Bill Clinton: Parkland Students ‘First People’ to Make Gun Control a ‘Voting Issue’

Bill Clinton: Parkland Students ‘First People’ to Make Gun Control a ‘Voting Issue’
Former President Bill Clinton hugs Kathleen Kennedy Townsend as House Minority Leader Nancy Pelosi (D-Calif.) looks on during the Celebration of the Life of Robert F. Kennedy at Arlington National Cemetery on June 6, 2018. (AP Photo/Cliff Owen)

ARLINGTON, Va. – Former President Bill Clinton praised gun control activist Emma Gonzalez and the “March for Our Lives” organizers from Marjory Stoneman Douglas High School at a Robert F. Kennedy memorial service that marked 50 years since Kennedy’s assassination.


“50 years later, [RFK] would say, I’m 92 now and you have to listen to me from a distance, I still try to speak to the young. We stood up for Emma [Gonzalez], and you know why I love that? Because she and her generation are the first people who have made sensible, sane gun laws a voting issue in this country,” Clinton said on Wednesday at Arlington National Cemetery.

“I was president, we passed the assault weapons ban and the ammunition limit – wait, wait, wait – we did it all and we couldn’t make it a voting issue and we got our brains beat out,” he added. “When she and her colleagues say, we do not deserve to die in school, schools need not be a killing ground, Bobby Kennedy would say, hey, nobody is taking away your right to hunt, to sport-shoot, to defend your family, but we should take away the option to commit mass murder with killing machines without adequate background checks. For sure, that’s what she did – that’s the kind of thing he did viscerally. I never saw anything like it.”
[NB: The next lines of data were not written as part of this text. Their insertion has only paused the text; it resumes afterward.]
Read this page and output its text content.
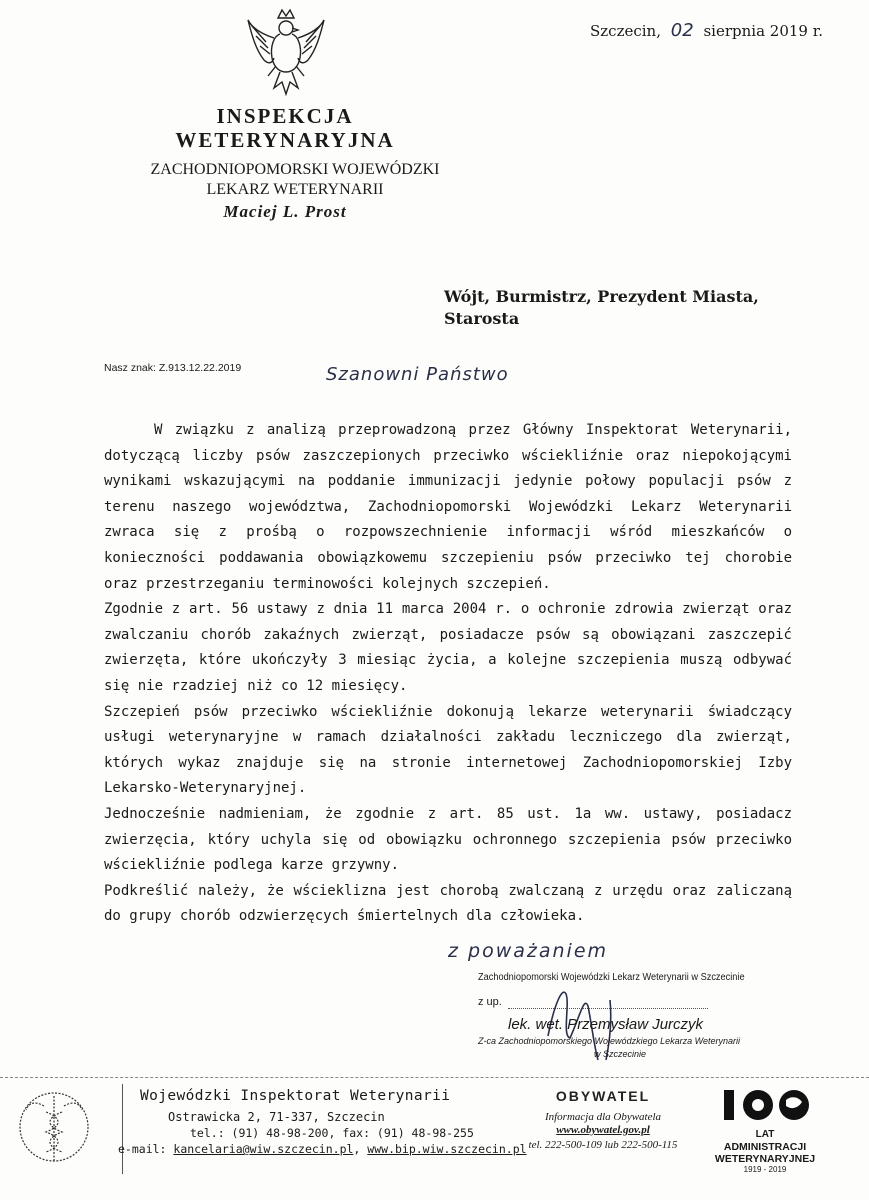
INSPEKCJA
WETERYNARYJNA
ZACHODNIOPOMORSKI WOJEWÓDZKI
LEKARZ WETERYNARII
Maciej L. Prost
Szczecin, 02 sierpnia 2019 r.
Wójt, Burmistrz, Prezydent Miasta,
Starosta
Nasz znak: Z.913.12.22.2019	Szanowni Państwo

W związku z analizą przeprowadzoną przez Główny Inspektorat Weterynarii, dotyczącą liczby psów zaszczepionych przeciwko wściekliźnie oraz niepokojącymi wynikami wskazującymi na poddanie immunizacji jedynie połowy populacji psów z terenu naszego województwa, Zachodniopomorski Wojewódzki Lekarz Weterynarii zwraca się z prośbą o rozpowszechnienie informacji wśród mieszkańców o konieczności poddawania obowiązkowemu szczepieniu psów przeciwko tej chorobie oraz przestrzeganiu terminowości kolejnych szczepień.

Zgodnie z art. 56 ustawy z dnia 11 marca 2004 r. o ochronie zdrowia zwierząt oraz zwalczaniu chorób zakaźnych zwierząt, posiadacze psów są obowiązani zaszczepić zwierzęta, które ukończyły 3 miesiąc życia, a kolejne szczepienia muszą odbywać się nie rzadziej niż co 12 miesięcy.

Szczepień psów przeciwko wściekliźnie dokonują lekarze weterynarii świadczący usługi weterynaryjne w ramach działalności zakładu leczniczego dla zwierząt, których wykaz znajduje się na stronie internetowej Zachodniopomorskiej Izby Lekarsko-Weterynaryjnej.

Jednocześnie nadmieniam, że zgodnie z art. 85 ust. 1a ww. ustawy, posiadacz zwierzęcia, który uchyla się od obowiązku ochronnego szczepienia psów przeciwko wściekliźnie podlega karze grzywny.

Podkreślić należy, że wścieklizna jest chorobą zwalczaną z urzędu oraz zaliczaną do grupy chorób odzwierzęcych śmiertelnych dla człowieka.

z poważaniem
Zachodniopomorski Wojewódzki Lekarz Weterynarii w Szczecinie
z up.
lek. wet. Przemysław Jurczyk
Z-ca Zachodniopomorskiego Wojewódzkiego Lekarza Weterynarii
w Szczecinie
Wojewódzki Inspektorat Weterynarii
Ostrawicka 2, 71-337, Szczecin
tel.: (91) 48-98-200, fax: (91) 48-98-255
e-mail: kancelaria@wiw.szczecin.pl, www.bip.wiw.szczecin.pl
OBYWATEL
Informacja dla Obywatela
www.obywatel.gov.pl
tel. 222-500-109 lub 222-500-115
LAT
ADMINISTRACJI
WETERYNARYJNEJ
1919 - 2019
The Parkland students, including Gonzalez and David Hogg, were honored by the Robert F. Kennedy Human Rights organization with the RFK Human Rights Award on Tuesday.

Clinton said Kennedy delivered the same message regardless of the crowd he was addressing.

“His message really, no matter how dressed up in the finest poetry, never changed: We can do better and because we can, we must,” he said.

“If we had had a large Muslim population back then, he would have gone to them and said you, too, can be part of America if you share our values and our vision,” the president later added.


Clinton encouraged young people to watch footage of Bobby Kennedy’s speeches as a New York senator.

“Look at the films, if you weren’t alive then, that are coming out now. The energy was awesome and intensity of conviction burned away, like a blowtorch, all those layers of complacency and comfort. Show up, stand up, we can do better – and he didn’t let anybody off the hook,” Clinton said.

“[RFK] said, yeah, I want to help you but you’ve got to work hard and all you comfortable middle-class people, you don’t have a lot of money to give away, you need to do something to serve your community and work your community,” he added. “And all of you people who are rich like me, we don’t need this much, you need to give more so we can grow together and prosper together. And oh, by the way, we’ll all be better off but you should do it, as you heard, because it’s the right thing to do. There’s something for everybody to do.”

House Minority Leader Nancy Pelosi (D-Calif), Rep. John Lewis (D-Ga), Rep. Joe Kennedy (D-Mass.) and Rep. Fred Upton (R-Mich.) also participated in the memorial service.